脱出不能

 今、デイヴィッド・F・ラバリーの「脱出不能‐公共財としての公教育」という論文を読んでいる。読み終えた部分でその中から気になった部分をここに引用しておきたい。

 なぜ脱出オプションは学校を改善するうえで有効でないのか。それは、顧客を失っても学校の財政的基盤は必ずしも重大な脅威に晒されないからである。私立学校に子どもを通わせる親たちも、公立学校を維持するための税金を納めなければならない。したがって、彼らの子どもが転出すれば、公教育にかかる費用が減ることになるが、公教育を維持するための収入は減らない。子どもを郊外の公立学校に通わせるために市内から郊外に引っ越す親たちの場合の問題はもっと複雑であるが、その場合でも、財政上の損失からもとの学区を保護する緩衝装置がある。裕福な家庭が多数転居していけば、もとの学区の資産評価額が下落し、学校用の財産税収入も一時的に減少することになるだろう。しかし、二つの要因によって学校の総収入はこの変動の影響から保護されている。一つには、貧困な学区は通常、下落する資産評価額を埋め合わせるために教育税率を引き上げるからであり、もう一つには、地元の財政が著しく不十分な学区の学校に対しては、州が一般に補助金を交付することになっているからである。
 この帰結として、顧客が離れつつある学区が顧客を満足させるために実践を変えていくというインセンティブは、ほとんどないことになる。不満を持った顧客は、市場での伝統的なシグナルを送って不満を表明しているのだが、それが受けとめられることはない。というのも学校という組織が反応するのは政治的なシグナルに対してだけだからである。実際にはそうした生徒が出て行けば、当該学校システムは(費用の削減という財政上の利得だけでなく)政治的利益をも手にすることになる。なぜなら、出て行く家族は一般に自分たちの要求を実現するために意見表明する可能性の高い人たちだからである。したがって、このように生徒が減少する学区は、財政的な支えを失うことなしに、もっとも不満を表明しがちで、もっとも品質に対して関心の高い顧客から首尾よく解放されることになる。当然のことだが、この場合皮肉にも、脱出は、自由市場経済学の理論家の言い分とは違って、厳格な競争と迅速な改善が促進されるのではなくて、締まりのない自己満足と持続的な非効率状態がもたらされることになる。経済的にもっとも恵まれた顧客が脱出オプションを選べるということが、実質的には公教育の悪化を促進するということである。
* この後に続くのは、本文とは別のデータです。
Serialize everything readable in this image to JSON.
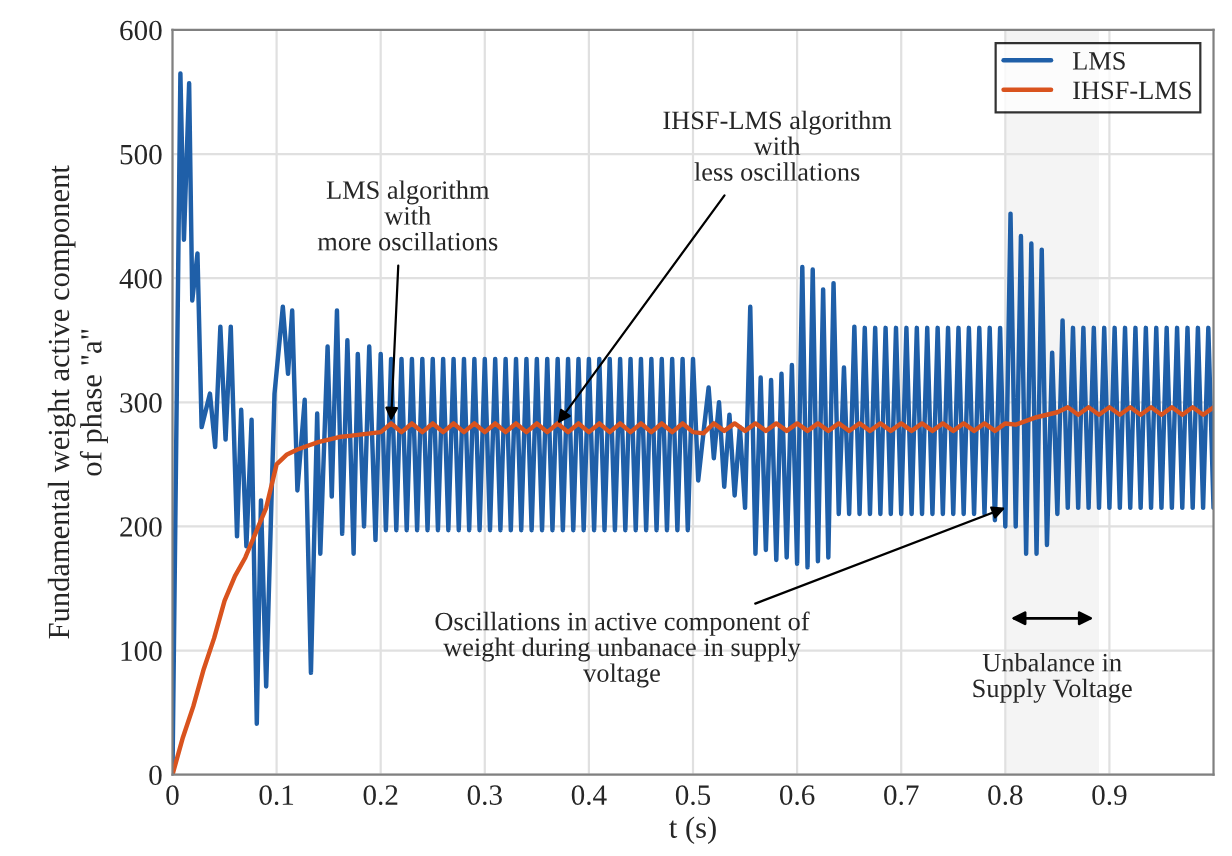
{
  "chart_data": {
    "type": "line",
    "xlabel": "t (s)",
    "ylabel": "Fundamental weight active component\nof phase \"a\"",
    "xlim": [
      0,
      1.0
    ],
    "ylim": [
      0,
      600
    ],
    "xticks": [
      0,
      0.1,
      0.2,
      0.3,
      0.4,
      0.5,
      0.6,
      0.7,
      0.8,
      0.9
    ],
    "yticks": [
      0,
      100,
      200,
      300,
      400,
      500,
      600
    ],
    "grid": true,
    "legend": "top right",
    "series": [
      {
        "name": "LMS",
        "color": "#1f5fa8",
        "x": [
          0,
          0.0076,
          0.011,
          0.016,
          0.019,
          0.024,
          0.028,
          0.036,
          0.041,
          0.046,
          0.051,
          0.056,
          0.062,
          0.066,
          0.071,
          0.076,
          0.081,
          0.085,
          0.09,
          0.098,
          0.106,
          0.111,
          0.115,
          0.12,
          0.127,
          0.133,
          0.139,
          0.142,
          0.149,
          0.153,
          0.158,
          0.163,
          0.168,
          0.174,
          0.178,
          0.184,
          0.189,
          0.195,
          0.2,
          0.205,
          0.21,
          0.215,
          0.22,
          0.225,
          0.23,
          0.235,
          0.24,
          0.245,
          0.25,
          0.255,
          0.26,
          0.265,
          0.27,
          0.275,
          0.28,
          0.285,
          0.29,
          0.295,
          0.3,
          0.305,
          0.31,
          0.315,
          0.32,
          0.325,
          0.33,
          0.335,
          0.34,
          0.345,
          0.35,
          0.355,
          0.36,
          0.365,
          0.37,
          0.375,
          0.38,
          0.385,
          0.39,
          0.395,
          0.4,
          0.405,
          0.41,
          0.415,
          0.42,
          0.425,
          0.43,
          0.435,
          0.44,
          0.445,
          0.45,
          0.455,
          0.46,
          0.465,
          0.47,
          0.475,
          0.48,
          0.485,
          0.49,
          0.495,
          0.5,
          0.505,
          0.51,
          0.515,
          0.52,
          0.525,
          0.53,
          0.535,
          0.54,
          0.545,
          0.55,
          0.555,
          0.56,
          0.565,
          0.57,
          0.575,
          0.58,
          0.585,
          0.59,
          0.595,
          0.6,
          0.605,
          0.61,
          0.615,
          0.62,
          0.625,
          0.63,
          0.635,
          0.64,
          0.645,
          0.65,
          0.655,
          0.66,
          0.665,
          0.67,
          0.675,
          0.68,
          0.685,
          0.69,
          0.695,
          0.7,
          0.705,
          0.71,
          0.715,
          0.72,
          0.725,
          0.73,
          0.735,
          0.74,
          0.745,
          0.75,
          0.755,
          0.76,
          0.765,
          0.77,
          0.775,
          0.78,
          0.785,
          0.79,
          0.795,
          0.8,
          0.805,
          0.81,
          0.815,
          0.82,
          0.825,
          0.83,
          0.835,
          0.84,
          0.845,
          0.85,
          0.855,
          0.86,
          0.865,
          0.87,
          0.875,
          0.88,
          0.885,
          0.89,
          0.895,
          0.9,
          0.905,
          0.91,
          0.915,
          0.92,
          0.925,
          0.93,
          0.935,
          0.94,
          0.945,
          0.95,
          0.955,
          0.96,
          0.965,
          0.97,
          0.975,
          0.98,
          0.985,
          0.99,
          0.995,
          1.0
        ],
        "values": [
          0,
          565,
          431,
          557,
          382,
          420,
          280,
          307,
          264,
          361,
          270,
          361,
          192,
          294,
          184,
          286,
          41,
          221,
          71,
          307,
          377,
          323,
          374,
          229,
          302,
          82,
          291,
          178,
          345,
          224,
          374,
          194,
          350,
          178,
          339,
          200,
          345,
          189,
          339,
          197,
          335,
          197,
          335,
          197,
          335,
          197,
          335,
          197,
          335,
          197,
          335,
          197,
          335,
          197,
          335,
          197,
          335,
          197,
          335,
          197,
          335,
          197,
          335,
          197,
          335,
          197,
          335,
          197,
          335,
          197,
          335,
          197,
          335,
          197,
          335,
          197,
          335,
          197,
          335,
          197,
          335,
          197,
          335,
          197,
          335,
          197,
          335,
          197,
          335,
          197,
          335,
          197,
          335,
          197,
          335,
          197,
          335,
          197,
          335,
          237,
          275,
          312,
          255,
          300,
          232,
          290,
          225,
          280,
          215,
          377,
          178,
          320,
          181,
          318,
          173,
          323,
          175,
          330,
          170,
          409,
          167,
          407,
          172,
          391,
          175,
          396,
          210,
          328,
          210,
          361,
          210,
          360,
          210,
          360,
          210,
          360,
          210,
          360,
          210,
          360,
          210,
          360,
          210,
          360,
          210,
          360,
          210,
          360,
          210,
          360,
          210,
          360,
          210,
          360,
          210,
          360,
          205,
          360,
          200,
          452,
          200,
          434,
          178,
          428,
          178,
          423,
          185,
          340,
          210,
          366,
          215,
          360,
          215,
          360,
          215,
          360,
          215,
          360,
          215,
          360,
          215,
          360,
          215,
          360,
          215,
          360,
          215,
          360,
          215,
          360,
          215,
          360,
          215,
          360,
          215,
          360,
          215,
          360,
          215
        ]
      },
      {
        "name": "IHSF-LMS",
        "color": "#d9531e",
        "x": [
          0,
          0.01,
          0.02,
          0.03,
          0.04,
          0.05,
          0.06,
          0.07,
          0.08,
          0.09,
          0.1,
          0.11,
          0.12,
          0.13,
          0.14,
          0.15,
          0.16,
          0.17,
          0.18,
          0.19,
          0.2,
          0.21,
          0.22,
          0.23,
          0.24,
          0.25,
          0.26,
          0.27,
          0.28,
          0.29,
          0.3,
          0.31,
          0.32,
          0.33,
          0.34,
          0.35,
          0.36,
          0.37,
          0.38,
          0.39,
          0.4,
          0.41,
          0.42,
          0.43,
          0.44,
          0.45,
          0.46,
          0.47,
          0.48,
          0.49,
          0.5,
          0.51,
          0.52,
          0.53,
          0.54,
          0.55,
          0.56,
          0.57,
          0.58,
          0.59,
          0.6,
          0.61,
          0.62,
          0.63,
          0.64,
          0.65,
          0.66,
          0.67,
          0.68,
          0.69,
          0.7,
          0.71,
          0.72,
          0.73,
          0.74,
          0.75,
          0.76,
          0.77,
          0.78,
          0.79,
          0.8,
          0.81,
          0.82,
          0.83,
          0.84,
          0.85,
          0.86,
          0.87,
          0.88,
          0.89,
          0.9,
          0.91,
          0.92,
          0.93,
          0.94,
          0.95,
          0.96,
          0.97,
          0.98,
          0.99,
          1.0
        ],
        "values": [
          0,
          30,
          55,
          85,
          110,
          140,
          160,
          175,
          195,
          215,
          250,
          258,
          262,
          265,
          268,
          270,
          272,
          273,
          274,
          275,
          276,
          283,
          276,
          283,
          276,
          283,
          276,
          283,
          276,
          283,
          276,
          283,
          276,
          283,
          276,
          283,
          276,
          283,
          276,
          283,
          276,
          283,
          276,
          283,
          276,
          283,
          276,
          283,
          276,
          283,
          276,
          275,
          283,
          277,
          283,
          277,
          283,
          277,
          283,
          277,
          283,
          277,
          283,
          277,
          283,
          277,
          283,
          277,
          283,
          277,
          283,
          277,
          283,
          277,
          283,
          277,
          283,
          277,
          283,
          277,
          283,
          282,
          285,
          288,
          290,
          292,
          296,
          290,
          296,
          290,
          296,
          290,
          296,
          290,
          296,
          290,
          296,
          290,
          296,
          290,
          296
        ]
      }
    ],
    "annotations": [
      {
        "text": "LMS algorithm\nwith\nmore oscillations",
        "x": 0.21,
        "y": 285
      },
      {
        "text": "IHSF-LMS algorithm\nwith\nless oscillations",
        "x": 0.37,
        "y": 283
      },
      {
        "text": "Oscillations in active component of\nweight during unbanace in supply\nvoltage",
        "x": 0.8,
        "y": 215
      }
    ],
    "bands": [
      {
        "axis": "x",
        "from": 0.8,
        "to": 0.89,
        "label": "Unbalance in\nSupply Voltage",
        "color": "#f4f4f4"
      }
    ]
  }
}
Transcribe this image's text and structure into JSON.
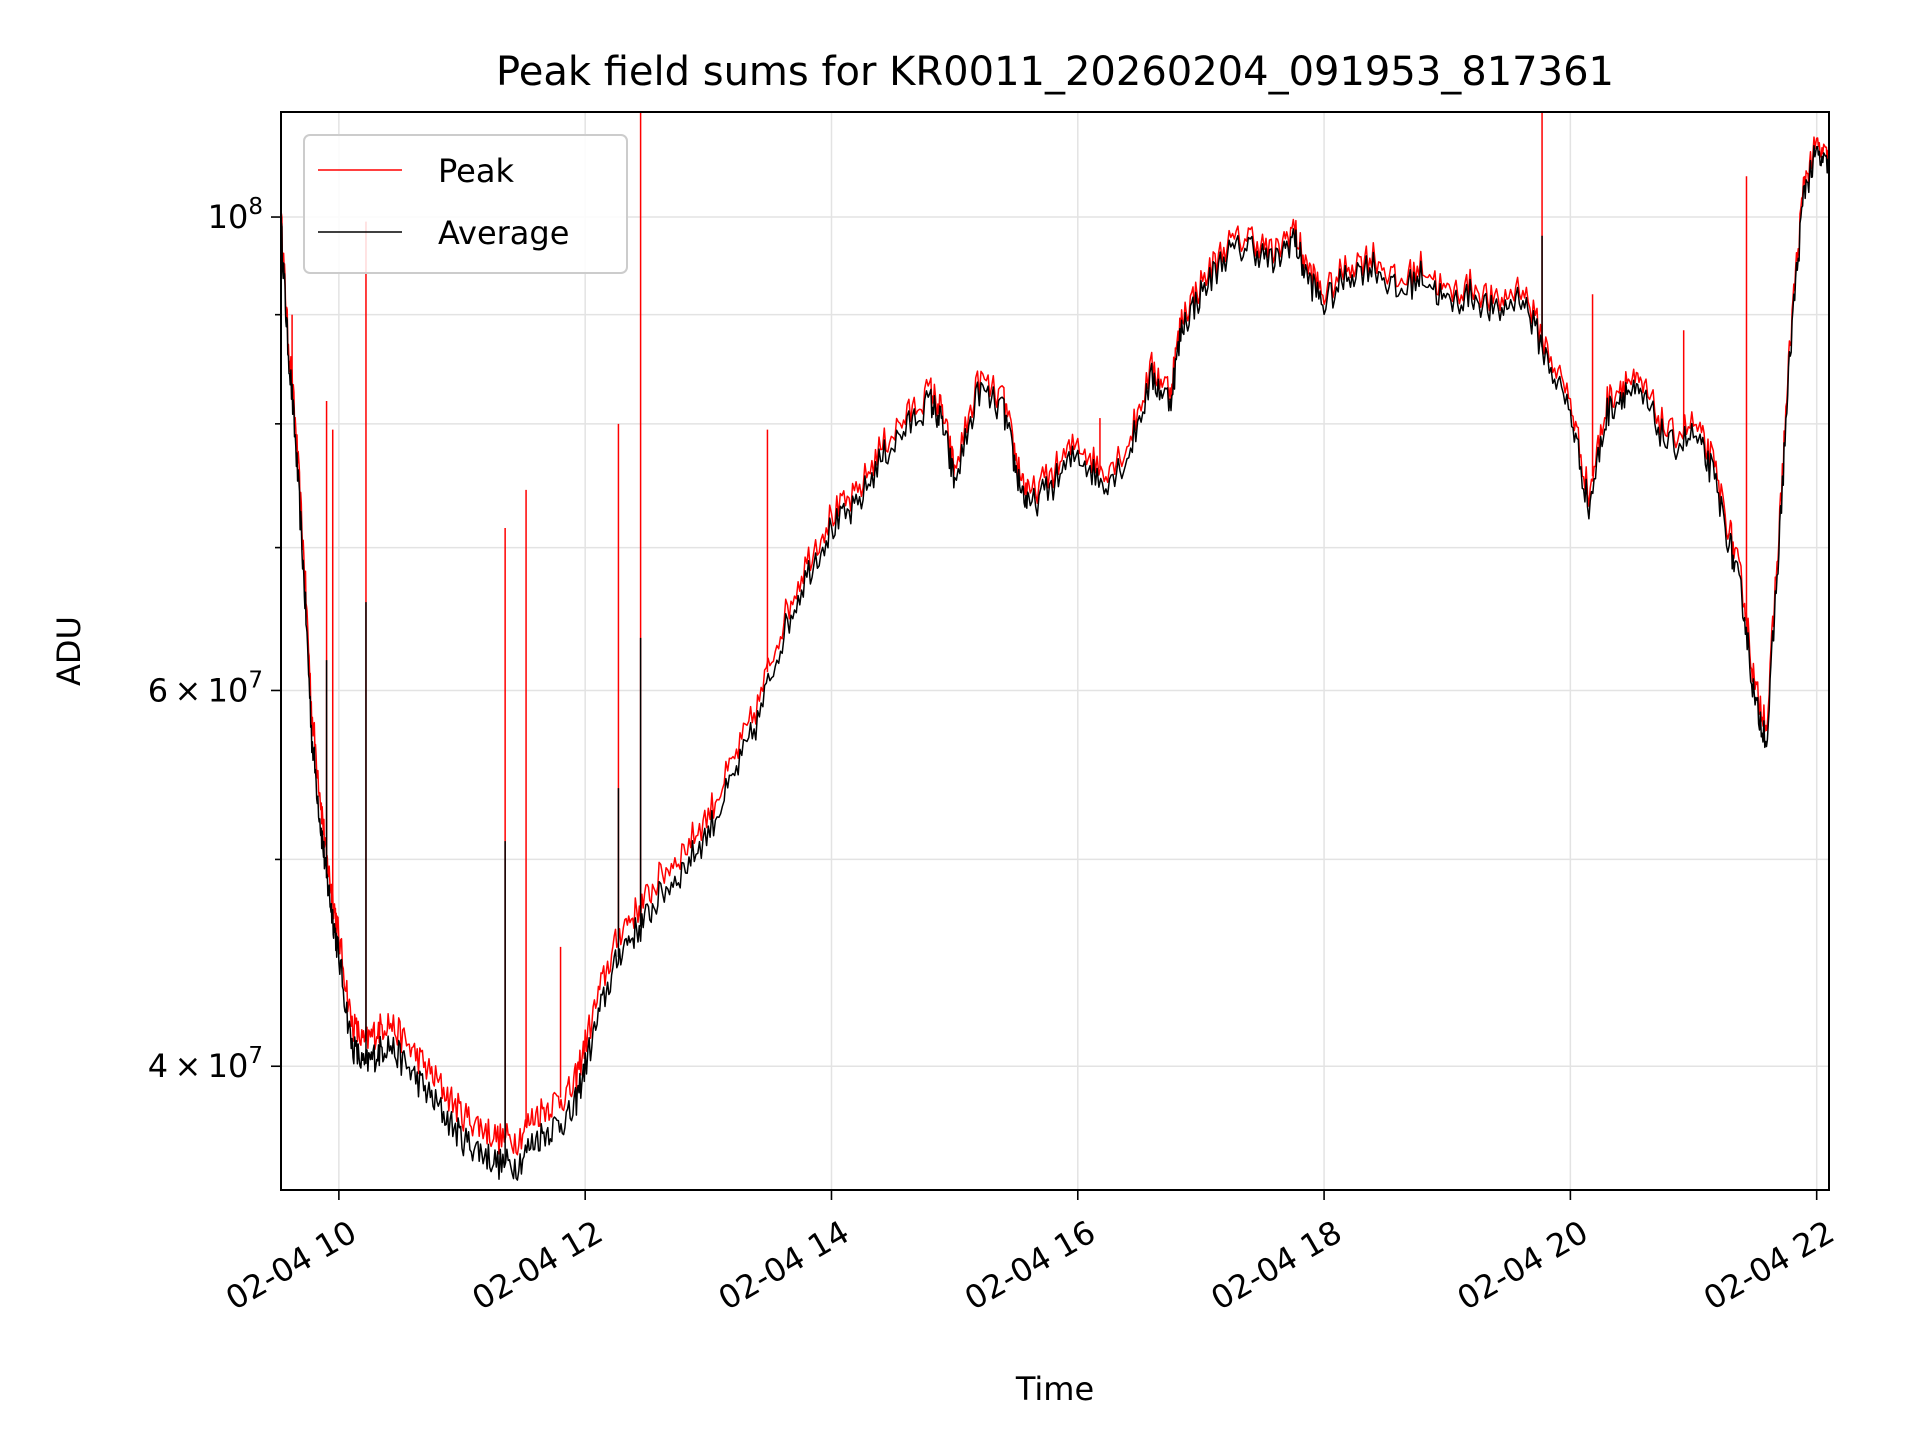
{
  "chart_data": {
    "type": "line",
    "title": "Peak field sums for KR0011_20260204_091953_817361",
    "xlabel": "Time",
    "ylabel": "ADU",
    "x_unit": "hours (time of day on 02-04)",
    "xlim": [
      9.53,
      22.1
    ],
    "ylim": [
      35000000,
      112000000
    ],
    "yscale": "log",
    "grid": true,
    "legend_position": "upper-left",
    "colors": {
      "Peak": "#ff0000",
      "Average": "#000000"
    },
    "x_ticks": [
      {
        "value": 10,
        "label": "02-04 10"
      },
      {
        "value": 12,
        "label": "02-04 12"
      },
      {
        "value": 14,
        "label": "02-04 14"
      },
      {
        "value": 16,
        "label": "02-04 16"
      },
      {
        "value": 18,
        "label": "02-04 18"
      },
      {
        "value": 20,
        "label": "02-04 20"
      },
      {
        "value": 22,
        "label": "02-04 22"
      }
    ],
    "y_ticks_major": [
      {
        "value": 40000000,
        "base": "4",
        "exp": "7"
      },
      {
        "value": 60000000,
        "base": "6",
        "exp": "7"
      },
      {
        "value": 100000000,
        "base": "10",
        "exp": "8"
      }
    ],
    "y_gridlines_minor": [
      50000000,
      70000000,
      80000000,
      90000000
    ],
    "series": [
      {
        "name": "Average",
        "x": [
          9.53,
          9.58,
          9.65,
          9.72,
          9.78,
          9.85,
          9.9,
          9.95,
          10.0,
          10.1,
          10.2,
          10.3,
          10.4,
          10.55,
          10.7,
          10.85,
          11.0,
          11.15,
          11.3,
          11.45,
          11.6,
          11.75,
          11.9,
          12.0,
          12.15,
          12.3,
          12.45,
          12.6,
          12.8,
          13.0,
          13.2,
          13.4,
          13.6,
          13.8,
          14.0,
          14.2,
          14.4,
          14.6,
          14.8,
          14.9,
          15.0,
          15.2,
          15.4,
          15.5,
          15.6,
          15.8,
          16.0,
          16.2,
          16.4,
          16.6,
          16.75,
          16.85,
          17.0,
          17.2,
          17.4,
          17.6,
          17.75,
          17.85,
          18.0,
          18.2,
          18.4,
          18.6,
          18.8,
          19.0,
          19.2,
          19.4,
          19.6,
          19.8,
          20.0,
          20.15,
          20.3,
          20.45,
          20.6,
          20.8,
          21.0,
          21.15,
          21.3,
          21.4,
          21.5,
          21.6,
          21.7,
          21.8,
          21.9,
          22.0,
          22.1
        ],
        "y": [
          99000000,
          88000000,
          78000000,
          67000000,
          57000000,
          52000000,
          49000000,
          47000000,
          45000000,
          41000000,
          40000000,
          40500000,
          41000000,
          40000000,
          39000000,
          38000000,
          37000000,
          36500000,
          36000000,
          36000000,
          37000000,
          37500000,
          38000000,
          40000000,
          43000000,
          45500000,
          46500000,
          48000000,
          49500000,
          51500000,
          54500000,
          58000000,
          63500000,
          68000000,
          71500000,
          73000000,
          77000000,
          79500000,
          82000000,
          80000000,
          75000000,
          83000000,
          81000000,
          76000000,
          73000000,
          75000000,
          77500000,
          75000000,
          77000000,
          84000000,
          82000000,
          89000000,
          92000000,
          96000000,
          97000000,
          95000000,
          98000000,
          94000000,
          91000000,
          94000000,
          95000000,
          92000000,
          94000000,
          91000000,
          92000000,
          90000000,
          92000000,
          86000000,
          81000000,
          73000000,
          81000000,
          83000000,
          82000000,
          78000000,
          79000000,
          76000000,
          70000000,
          66000000,
          59000000,
          57000000,
          71000000,
          89000000,
          103000000,
          107000000,
          105000000
        ]
      },
      {
        "name": "Peak",
        "x": [
          9.53,
          9.58,
          9.65,
          9.72,
          9.78,
          9.85,
          9.9,
          9.95,
          10.0,
          10.1,
          10.2,
          10.3,
          10.4,
          10.55,
          10.7,
          10.85,
          11.0,
          11.15,
          11.3,
          11.45,
          11.6,
          11.75,
          11.9,
          12.0,
          12.15,
          12.3,
          12.45,
          12.6,
          12.8,
          13.0,
          13.2,
          13.4,
          13.6,
          13.8,
          14.0,
          14.2,
          14.4,
          14.6,
          14.8,
          14.9,
          15.0,
          15.2,
          15.4,
          15.5,
          15.6,
          15.8,
          16.0,
          16.2,
          16.4,
          16.6,
          16.75,
          16.85,
          17.0,
          17.2,
          17.4,
          17.6,
          17.75,
          17.85,
          18.0,
          18.2,
          18.4,
          18.6,
          18.8,
          19.0,
          19.2,
          19.4,
          19.6,
          19.8,
          20.0,
          20.15,
          20.3,
          20.45,
          20.6,
          20.8,
          21.0,
          21.15,
          21.3,
          21.4,
          21.5,
          21.6,
          21.7,
          21.8,
          21.9,
          22.0,
          22.1
        ],
        "y": [
          100000000,
          89000000,
          79500000,
          68500000,
          58500000,
          53500000,
          50000000,
          48000000,
          46000000,
          42000000,
          41000000,
          41500000,
          42000000,
          41000000,
          40000000,
          39000000,
          38000000,
          37500000,
          37000000,
          37000000,
          38000000,
          38500000,
          39000000,
          41000000,
          44000000,
          46500000,
          47500000,
          49000000,
          50500000,
          52500000,
          55500000,
          59000000,
          64500000,
          69000000,
          72500000,
          74000000,
          78000000,
          80500000,
          83000000,
          81000000,
          76000000,
          84000000,
          82000000,
          77000000,
          74000000,
          76000000,
          78500000,
          76000000,
          78000000,
          85000000,
          83000000,
          90000000,
          93000000,
          97000000,
          98000000,
          96000000,
          99000000,
          95000000,
          92000000,
          95000000,
          96000000,
          93000000,
          95000000,
          92000000,
          93000000,
          91000000,
          93000000,
          87000000,
          82000000,
          74000000,
          82000000,
          84000000,
          83000000,
          79000000,
          80000000,
          77000000,
          71000000,
          67000000,
          60000000,
          58000000,
          72000000,
          90000000,
          104000000,
          108000000,
          106000000
        ]
      }
    ],
    "peak_spikes": [
      {
        "x": 9.62,
        "y": 90000000
      },
      {
        "x": 9.9,
        "y": 82000000
      },
      {
        "x": 9.95,
        "y": 79500000
      },
      {
        "x": 10.22,
        "y": 99500000
      },
      {
        "x": 11.35,
        "y": 71500000
      },
      {
        "x": 11.52,
        "y": 74500000
      },
      {
        "x": 11.8,
        "y": 45500000
      },
      {
        "x": 12.27,
        "y": 80000000
      },
      {
        "x": 12.45,
        "y": 115000000
      },
      {
        "x": 13.48,
        "y": 79500000
      },
      {
        "x": 16.18,
        "y": 80500000
      },
      {
        "x": 19.77,
        "y": 122000000
      },
      {
        "x": 20.18,
        "y": 92000000
      },
      {
        "x": 20.92,
        "y": 88500000
      },
      {
        "x": 21.43,
        "y": 104500000
      }
    ],
    "average_spikes": [
      {
        "x": 9.9,
        "y": 62000000
      },
      {
        "x": 10.22,
        "y": 66000000
      },
      {
        "x": 11.35,
        "y": 51000000
      },
      {
        "x": 12.27,
        "y": 54000000
      },
      {
        "x": 12.45,
        "y": 63500000
      },
      {
        "x": 19.77,
        "y": 98000000
      }
    ]
  }
}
 教育における公益は、個々の消費者の私益の総体には還元できない。というのは、私益を追求する個人を全部集めても、誰も他人の子どもの教育を省みようとすることにはならないからである。学校システムが個々の消費者に私的財を提供するという圧力に晒されているなら、すなわち、よい仕事や社会的地位や快適な生活といった私的財の獲得競争において有利な立場に立つ機会を提供するといった圧力に晒されているなら、そのときは、教育の広範な公的便益が浸食されることになろう。こうした消費者優先の学校システムは、教育経験を著しく階層化し、力のある消費者に対して、システムからの利益を勝ち取る機会を拡大することになるであろう。それは、教育システムを、勝者と敗者を作り出す選別・選抜メカニズムとしての性質の強いものにしていく。しかも、この場合、敗者がいるからこそ、勝つことに意味があるということになる。